In the immediate wake of the crisis pensions were slashed, interest rates shot up, and the value of the Iceland krona plummeted. Unemployment reached 10 percent. Since then interest rates and unemployment have fallen and tourism has boomed but so have prices and household debt. Homes have been lost and mortgages on ordinary family houses bought in the boom years have gone up by the equivalent of tens of thousands of pounds. Rents have risen by over 50 percent in the capital, Reykjavik, and its surrounding sprawl. Staple foods such as buttermilk, rye bread, flour, vegetables and fruit have gone up by between 61 and 233 percent. A cinema ticket that was 800 kr in 2008 is now 1,350 kr. Public services have been cut, including the health service, and wages are stagnant.

While absolute unemployment has fallen, underemployment has not. Tens of thousands rely on benefits and government support in various ways but unemployment benefit runs out after 42 months. A new work programme, set up in January this year to provide "2200 new temporary jobs for long-term jobseekers" is the latest government funded scheme. These jobs are supposed to be created mostly in the private sector. In fact employers will be paid the rate of unemployment benefit for six months to create a job. By this time if it isn't a real job the worker will be entitled to unemployment benefit again. It's depressing thinking about it, let alone living it.

There were near riots in 2009-10 but the unions signed up to austerity practically before Haarde had finished his announcement. This explains why the recent nurses' dispute was a threat of mass resignations, not a strike.

The lack of resistance has worn people down and allowed the Tories to regroup.
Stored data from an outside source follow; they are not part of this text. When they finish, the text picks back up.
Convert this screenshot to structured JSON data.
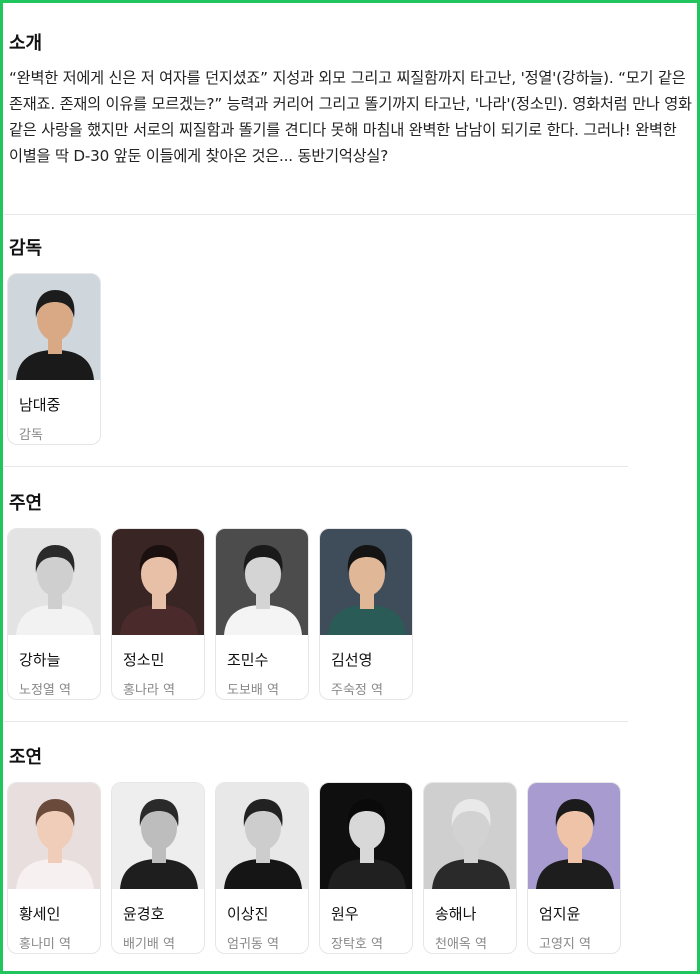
{
  "intro": {
    "title": "소개",
    "text": "“완벽한 저에게 신은 저 여자를 던지셨죠” 지성과 외모 그리고 찌질함까지 타고난, '정열'(강하늘). “모기 같은 존재죠. 존재의 이유를 모르겠는?” 능력과 커리어 그리고 똘기까지 타고난, '나라'(정소민). 영화처럼 만나 영화같은 사랑을 했지만 서로의 찌질함과 똘기를 견디다 못해 마침내 완벽한 남남이 되기로 한다. 그러나! 완벽한 이별을 딱 D-30 앞둔 이들에게 찾아온 것은... 동반기억상실?"
  },
  "director": {
    "title": "감독",
    "people": [
      {
        "name": "남대중",
        "role": "감독",
        "bg": "#cfd6dc",
        "skin": "#d9a985",
        "hair": "#1c1c1c",
        "cloth": "#1a1a1a"
      }
    ]
  },
  "lead": {
    "title": "주연",
    "people": [
      {
        "name": "강하늘",
        "role": "노정열 역",
        "bg": "#e3e3e3",
        "skin": "#cfcfcf",
        "hair": "#2a2a2a",
        "cloth": "#f2f2f2"
      },
      {
        "name": "정소민",
        "role": "홍나라 역",
        "bg": "#3a2525",
        "skin": "#e8c0a8",
        "hair": "#1b1010",
        "cloth": "#4a2a2a"
      },
      {
        "name": "조민수",
        "role": "도보배 역",
        "bg": "#4c4c4c",
        "skin": "#d4d4d4",
        "hair": "#1a1a1a",
        "cloth": "#f4f4f4"
      },
      {
        "name": "김선영",
        "role": "주숙정 역",
        "bg": "#3f4c5a",
        "skin": "#e0b898",
        "hair": "#141414",
        "cloth": "#2b5b57"
      }
    ]
  },
  "support": {
    "title": "조연",
    "people": [
      {
        "name": "황세인",
        "role": "홍나미 역",
        "bg": "#e9dede",
        "skin": "#f0cdb8",
        "hair": "#6a4a3a",
        "cloth": "#f6f0f0"
      },
      {
        "name": "윤경호",
        "role": "배기배 역",
        "bg": "#eeeeee",
        "skin": "#bdbdbd",
        "hair": "#2a2a2a",
        "cloth": "#1e1e1e"
      },
      {
        "name": "이상진",
        "role": "엄귀동 역",
        "bg": "#e8e8e8",
        "skin": "#cdcdcd",
        "hair": "#222222",
        "cloth": "#151515"
      },
      {
        "name": "원우",
        "role": "장탁호 역",
        "bg": "#0f0f0f",
        "skin": "#d8d8d8",
        "hair": "#0a0a0a",
        "cloth": "#202020"
      },
      {
        "name": "송해나",
        "role": "천애옥 역",
        "bg": "#cfcfcf",
        "skin": "#d2d2d2",
        "hair": "#e9e9e9",
        "cloth": "#2a2a2a"
      },
      {
        "name": "엄지윤",
        "role": "고영지 역",
        "bg": "#a79bcf",
        "skin": "#efc3a8",
        "hair": "#1b1b1b",
        "cloth": "#1d1d1d"
      }
    ]
  }
}
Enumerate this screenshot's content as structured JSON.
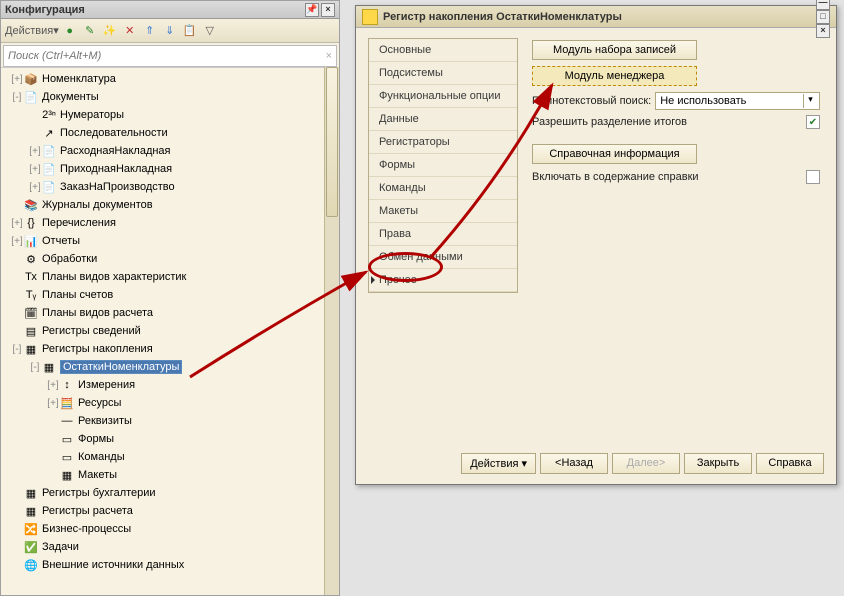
{
  "left": {
    "title": "Конфигурация",
    "actionsLabel": "Действия",
    "searchPlaceholder": "Поиск (Ctrl+Alt+M)",
    "tree": [
      {
        "indent": 0,
        "exp": "+",
        "icon": "📦",
        "label": "Номенклатура"
      },
      {
        "indent": 0,
        "exp": "-",
        "icon": "📄",
        "label": "Документы"
      },
      {
        "indent": 1,
        "exp": "",
        "icon": "2³ⁿ",
        "label": "Нумераторы"
      },
      {
        "indent": 1,
        "exp": "",
        "icon": "↗",
        "label": "Последовательности"
      },
      {
        "indent": 1,
        "exp": "+",
        "icon": "📄",
        "label": "РасходнаяНакладная"
      },
      {
        "indent": 1,
        "exp": "+",
        "icon": "📄",
        "label": "ПриходнаяНакладная"
      },
      {
        "indent": 1,
        "exp": "+",
        "icon": "📄",
        "label": "ЗаказНаПроизводство"
      },
      {
        "indent": 0,
        "exp": "",
        "icon": "📚",
        "label": "Журналы документов"
      },
      {
        "indent": 0,
        "exp": "+",
        "icon": "{}",
        "label": "Перечисления"
      },
      {
        "indent": 0,
        "exp": "+",
        "icon": "📊",
        "label": "Отчеты"
      },
      {
        "indent": 0,
        "exp": "",
        "icon": "⚙",
        "label": "Обработки"
      },
      {
        "indent": 0,
        "exp": "",
        "icon": "Тх",
        "label": "Планы видов характеристик"
      },
      {
        "indent": 0,
        "exp": "",
        "icon": "Тᵧ",
        "label": "Планы счетов"
      },
      {
        "indent": 0,
        "exp": "",
        "icon": "🗓",
        "label": "Планы видов расчета"
      },
      {
        "indent": 0,
        "exp": "",
        "icon": "▤",
        "label": "Регистры сведений"
      },
      {
        "indent": 0,
        "exp": "-",
        "icon": "▦",
        "label": "Регистры накопления"
      },
      {
        "indent": 1,
        "exp": "-",
        "icon": "▦",
        "label": "ОстаткиНоменклатуры",
        "selected": true
      },
      {
        "indent": 2,
        "exp": "+",
        "icon": "↕",
        "label": "Измерения"
      },
      {
        "indent": 2,
        "exp": "+",
        "icon": "🧮",
        "label": "Ресурсы"
      },
      {
        "indent": 2,
        "exp": "",
        "icon": "—",
        "label": "Реквизиты"
      },
      {
        "indent": 2,
        "exp": "",
        "icon": "▭",
        "label": "Формы"
      },
      {
        "indent": 2,
        "exp": "",
        "icon": "▭",
        "label": "Команды"
      },
      {
        "indent": 2,
        "exp": "",
        "icon": "▦",
        "label": "Макеты"
      },
      {
        "indent": 0,
        "exp": "",
        "icon": "▦",
        "label": "Регистры бухгалтерии"
      },
      {
        "indent": 0,
        "exp": "",
        "icon": "▦",
        "label": "Регистры расчета"
      },
      {
        "indent": 0,
        "exp": "",
        "icon": "🔀",
        "label": "Бизнес-процессы"
      },
      {
        "indent": 0,
        "exp": "",
        "icon": "✅",
        "label": "Задачи"
      },
      {
        "indent": 0,
        "exp": "",
        "icon": "🌐",
        "label": "Внешние источники данных"
      }
    ]
  },
  "right": {
    "title": "Регистр накопления ОстаткиНоменклатуры",
    "tabs": [
      "Основные",
      "Подсистемы",
      "Функциональные опции",
      "Данные",
      "Регистраторы",
      "Формы",
      "Команды",
      "Макеты",
      "Права",
      "Обмен данными",
      "Прочее"
    ],
    "activeTab": "Прочее",
    "moduleRecordset": "Модуль набора записей",
    "moduleManager": "Модуль менеджера",
    "fulltextLabel": "Полнотекстовый поиск:",
    "fulltextValue": "Не использовать",
    "allowTotalsLabel": "Разрешить разделение итогов",
    "allowTotalsChecked": true,
    "refInfo": "Справочная информация",
    "includeHelpLabel": "Включать в содержание справки",
    "includeHelpChecked": false,
    "footer": {
      "actions": "Действия",
      "back": "<Назад",
      "next": "Далее>",
      "close": "Закрыть",
      "help": "Справка"
    }
  }
}
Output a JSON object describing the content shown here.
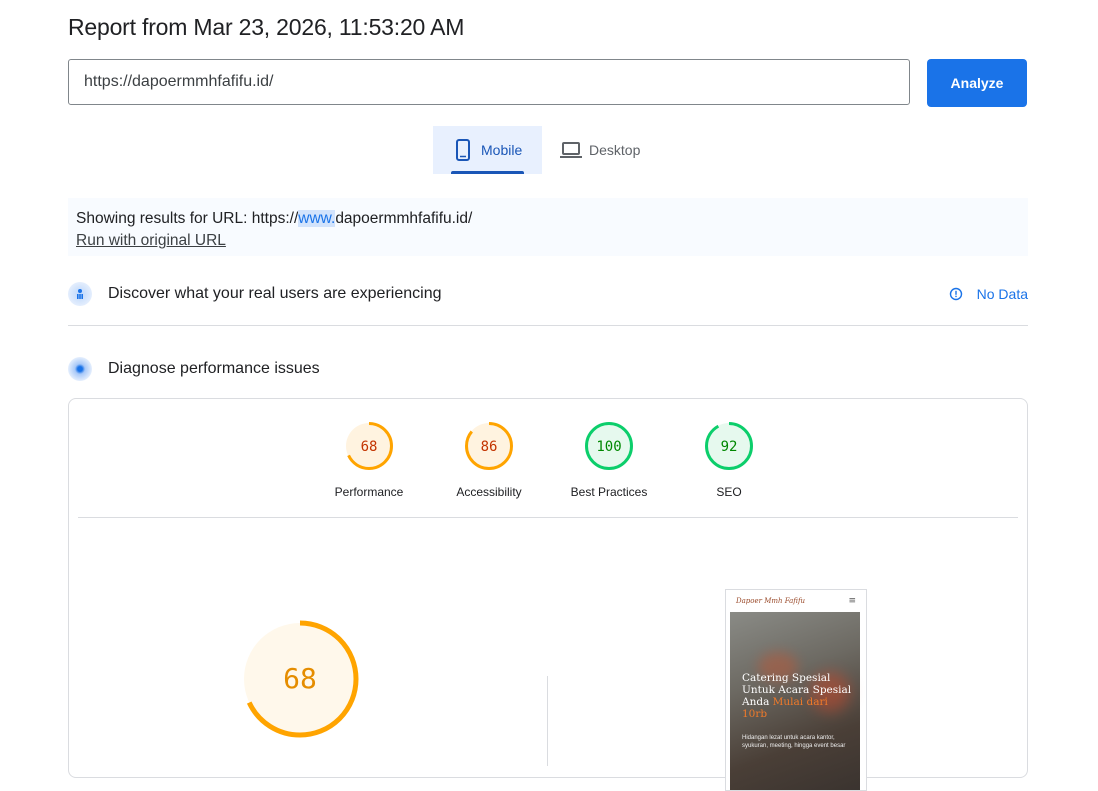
{
  "header": {
    "title": "Report from Mar 23, 2026, 11:53:20 AM"
  },
  "search": {
    "url_value": "https://dapoermmhfafifu.id/",
    "analyze_label": "Analyze"
  },
  "tabs": [
    {
      "label": "Mobile",
      "icon": "mobile-icon",
      "active": true
    },
    {
      "label": "Desktop",
      "icon": "laptop-icon",
      "active": false
    }
  ],
  "notice": {
    "prefix": "Showing results for URL: https://",
    "highlight": "www.",
    "suffix": "dapoermmhfafifu.id/",
    "run_link": "Run with original URL"
  },
  "field_data": {
    "title": "Discover what your real users are experiencing",
    "no_data": "No Data"
  },
  "lab_data": {
    "title": "Diagnose performance issues"
  },
  "scores": [
    {
      "key": "performance",
      "value": "68",
      "label": "Performance",
      "color": "#ffa400",
      "text_color": "#c33300",
      "fill": "#fff3e0"
    },
    {
      "key": "accessibility",
      "value": "86",
      "label": "Accessibility",
      "color": "#ffa400",
      "text_color": "#c33300",
      "fill": "#fff3e0"
    },
    {
      "key": "best-practices",
      "value": "100",
      "label": "Best Practices",
      "color": "#0cce6b",
      "text_color": "#008800",
      "fill": "#e6f9ee"
    },
    {
      "key": "seo",
      "value": "92",
      "label": "SEO",
      "color": "#0cce6b",
      "text_color": "#008800",
      "fill": "#e6f9ee"
    }
  ],
  "big_score": {
    "value": "68",
    "color": "#ffa400",
    "fill": "#fff8eb"
  },
  "screenshot": {
    "site_name": "Dapoer Mmh Fafifu",
    "hero_title_main": "Catering Spesial Untuk Acara Spesial Anda",
    "hero_title_accent": "Mulai dari 10rb",
    "hero_subtitle": "Hidangan lezat untuk acara kantor, syukuran, meeting, hingga event besar"
  }
}
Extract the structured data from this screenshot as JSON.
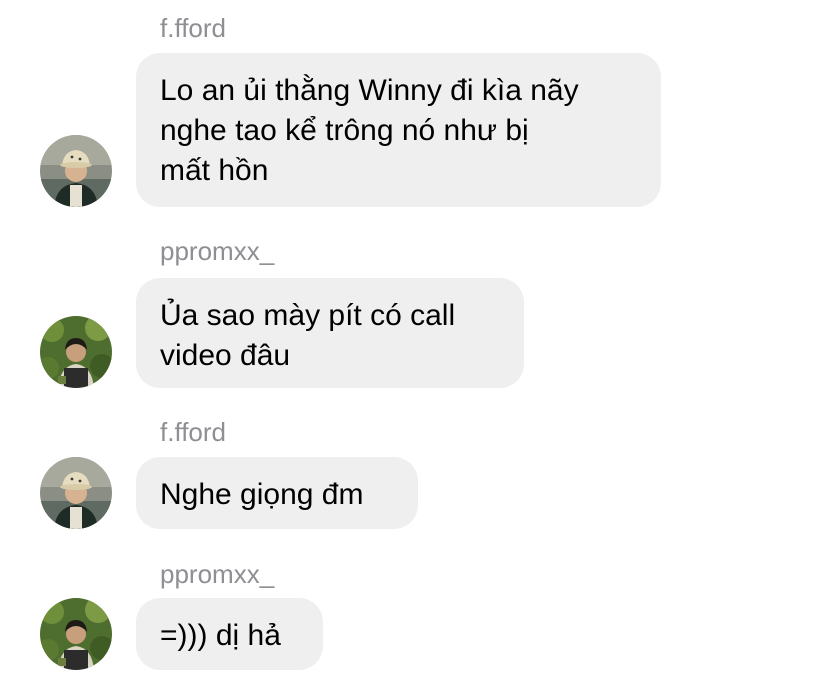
{
  "messages": [
    {
      "sender": "f.fford",
      "lines": [
        "Lo an ủi thằng Winny đi kìa nãy",
        "nghe tao kể trông nó như bị",
        "mất hồn"
      ]
    },
    {
      "sender": "ppromxx_",
      "lines": [
        "Ủa sao mày pít có call",
        "video đâu"
      ]
    },
    {
      "sender": "f.fford",
      "lines": [
        "Nghe giọng đm"
      ]
    },
    {
      "sender": "ppromxx_",
      "lines": [
        "=))) dị hả"
      ]
    }
  ],
  "avatars": {
    "f.fford": "profile-photo-person-in-bucket-hat",
    "ppromxx_": "profile-photo-person-in-greenery"
  },
  "colors": {
    "bubble_bg": "#efeff0",
    "sender_text": "#8e8e93",
    "message_text": "#000000"
  }
}
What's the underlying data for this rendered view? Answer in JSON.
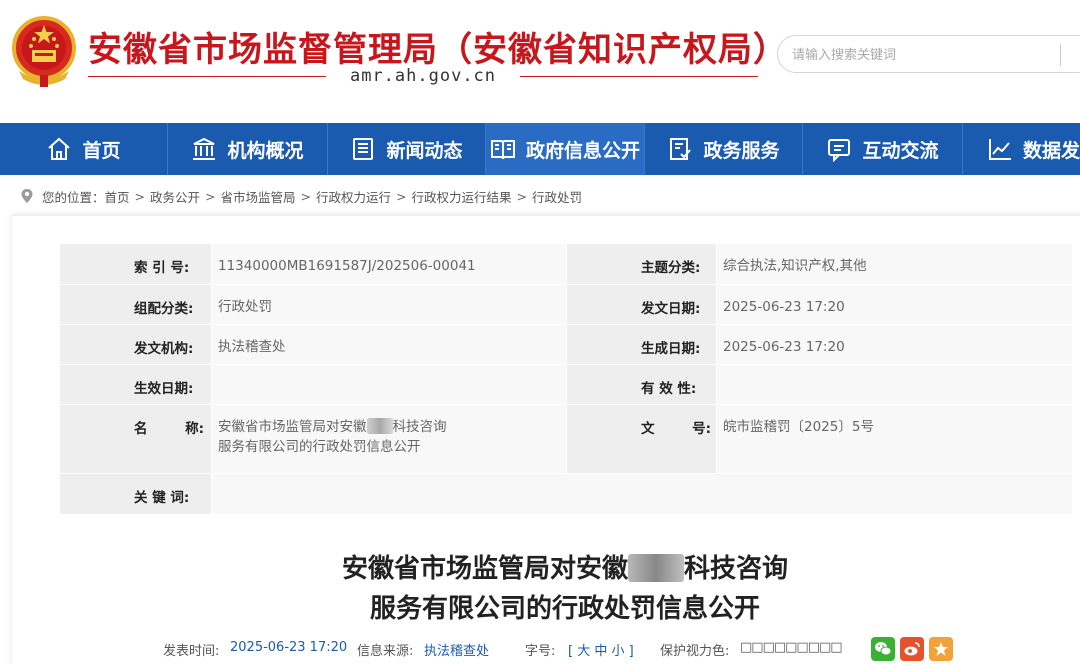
{
  "header": {
    "site_title": "安徽省市场监督管理局（安徽省知识产权局）",
    "domain": "amr.ah.gov.cn",
    "search_placeholder": "请输入搜索关键词"
  },
  "nav": {
    "items": [
      {
        "label": "首页",
        "icon": "home-icon"
      },
      {
        "label": "机构概况",
        "icon": "building-icon"
      },
      {
        "label": "新闻动态",
        "icon": "news-icon"
      },
      {
        "label": "政府信息公开",
        "icon": "book-icon"
      },
      {
        "label": "政务服务",
        "icon": "document-icon"
      },
      {
        "label": "互动交流",
        "icon": "chat-icon"
      },
      {
        "label": "数据发",
        "icon": "chart-icon"
      }
    ],
    "active": "政府信息公开"
  },
  "breadcrumb": {
    "prefix": "您的位置：",
    "items": [
      "首页",
      "政务公开",
      "省市场监管局",
      "行政权力运行",
      "行政权力运行结果",
      "行政处罚"
    ],
    "separator": ">"
  },
  "info": {
    "index_label": "索 引 号:",
    "index_value": "11340000MB1691587J/202506-00041",
    "topic_label": "主题分类:",
    "topic_value": "综合执法,知识产权,其他",
    "group_label": "组配分类:",
    "group_value": "行政处罚",
    "issue_date_label": "发文日期:",
    "issue_date_value": "2025-06-23 17:20",
    "org_label": "发文机构:",
    "org_value": "执法稽查处",
    "gen_date_label": "生成日期:",
    "gen_date_value": "2025-06-23 17:20",
    "effective_label": "生效日期:",
    "effective_value": "",
    "validity_label": "有 效 性:",
    "validity_value": "",
    "name_label": "名        称:",
    "name_value_part1": "安徽省市场监管局对安徽",
    "name_value_part2": "科技咨询",
    "name_value_line2": "服务有限公司的行政处罚信息公开",
    "docno_label": "文        号:",
    "docno_value": "皖市监稽罚〔2025〕5号",
    "keywords_label": "关 键 词:",
    "keywords_value": ""
  },
  "article": {
    "title_line1_part1": "安徽省市场监管局对安徽",
    "title_line1_part2": "科技咨询",
    "title_line2": "服务有限公司的行政处罚信息公开"
  },
  "meta": {
    "time_label": "发表时间:",
    "time_value": "2025-06-23 17:20",
    "source_label": "信息来源:",
    "source_value": "执法稽查处",
    "font_label": "字号:",
    "font_value": "[ 大 中 小 ]",
    "eye_label": "保护视力色:",
    "eye_value": "□□□□□□□□□"
  },
  "colors": {
    "brand_red": "#c8161d",
    "nav_blue": "#1a5bb0",
    "wechat_green": "#3cb034",
    "weibo_red": "#e6522c",
    "favorite_orange": "#f2a23a"
  }
}
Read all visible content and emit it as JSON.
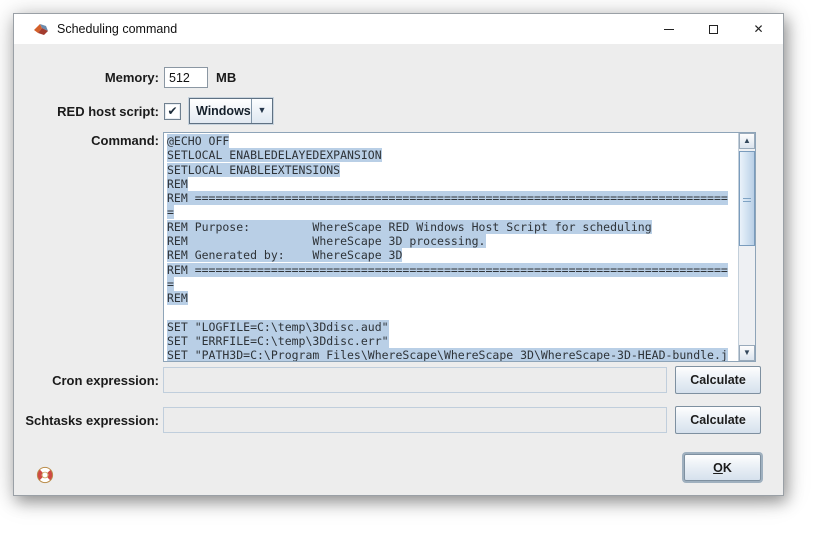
{
  "window": {
    "title": "Scheduling command"
  },
  "icons": {
    "app": "wherescape-3d-logo",
    "close": "✕",
    "checkbox_check": "✔",
    "combo_arrow": "▼",
    "scroll_up": "▲",
    "scroll_down": "▼",
    "help": "life-buoy"
  },
  "form": {
    "memory": {
      "label": "Memory:",
      "value": "512",
      "unit": "MB"
    },
    "red_host_script": {
      "label": "RED host script:",
      "checked": true,
      "selected": "Windows"
    },
    "command": {
      "label": "Command:",
      "lines": [
        {
          "text": "@ECHO OFF",
          "selected": true
        },
        {
          "text": "SETLOCAL ENABLEDELAYEDEXPANSION",
          "selected": true
        },
        {
          "text": "SETLOCAL ENABLEEXTENSIONS",
          "selected": true
        },
        {
          "text": "REM",
          "selected": true
        },
        {
          "text": "REM =============================================================================",
          "selected": true
        },
        {
          "text": "=",
          "selected": true
        },
        {
          "text": "REM Purpose:         WhereScape RED Windows Host Script for scheduling",
          "selected": true
        },
        {
          "text": "REM                  WhereScape 3D processing.",
          "selected": true
        },
        {
          "text": "REM Generated by:    WhereScape 3D",
          "selected": true
        },
        {
          "text": "REM =============================================================================",
          "selected": true
        },
        {
          "text": "=",
          "selected": true
        },
        {
          "text": "REM",
          "selected": true
        },
        {
          "text": "",
          "selected": false
        },
        {
          "text": "SET \"LOGFILE=C:\\temp\\3Ddisc.aud\"",
          "selected": true
        },
        {
          "text": "SET \"ERRFILE=C:\\temp\\3Ddisc.err\"",
          "selected": true
        },
        {
          "text": "SET \"PATH3D=C:\\Program Files\\WhereScape\\WhereScape 3D\\WhereScape-3D-HEAD-bundle.j",
          "selected": true
        }
      ]
    },
    "cron": {
      "label": "Cron expression:",
      "value": "",
      "button": "Calculate"
    },
    "schtasks": {
      "label": "Schtasks expression:",
      "value": "",
      "button": "Calculate"
    }
  },
  "footer": {
    "ok_mnemonic": "O",
    "ok_rest": "K"
  },
  "colors": {
    "selection": "#b9cfe6",
    "dialog_bg": "#ededed",
    "titlebar_bg": "#ffffff",
    "code_text": "#2e3338",
    "accent_border": "#5f7183"
  }
}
The lowest turnout in any general election since Iceland's independence from Denmark was a reflection of this.
Promises by the Independence Party and the Progressive Party to deliver jobs and debt relief, in contrast to the austerity delivered by the ruling left coalition, allowed them to return to office.

The Social Democrats, Samfylkingin and Left-Green Alliance combined lost 27.7 percent of their vote - the biggest swing in the country's history, while the Progressive Party's election promises included a 20 percent mortgage write-off. Their vote went up 10 percent and two new parties emerged: Bright Future - liberal democrats - and the local wing of the Pirate Party. Between them they took 8.3 percent and nine seats in the parliament.

The leadership of the Left-Green Alliance clearly have no idea why they only got 9 percent, down from nearly 22 percent. Steingrímur Sigfússon, a founder of LGA and finance minister in the post-crash government, wrote last month in the Financial Times. He said they lost the election, "despite guiding the country through a difficult but impressive recovery...can any politician meet the unrealistic expectations of Europe's voters?"


In Steingrímur's world view there is no alternative to being forever at the mercy of the markets - austerity cannot be fought so it must be endured. The election results suggest more of a quiet desperation and the lack of a clear left alternative.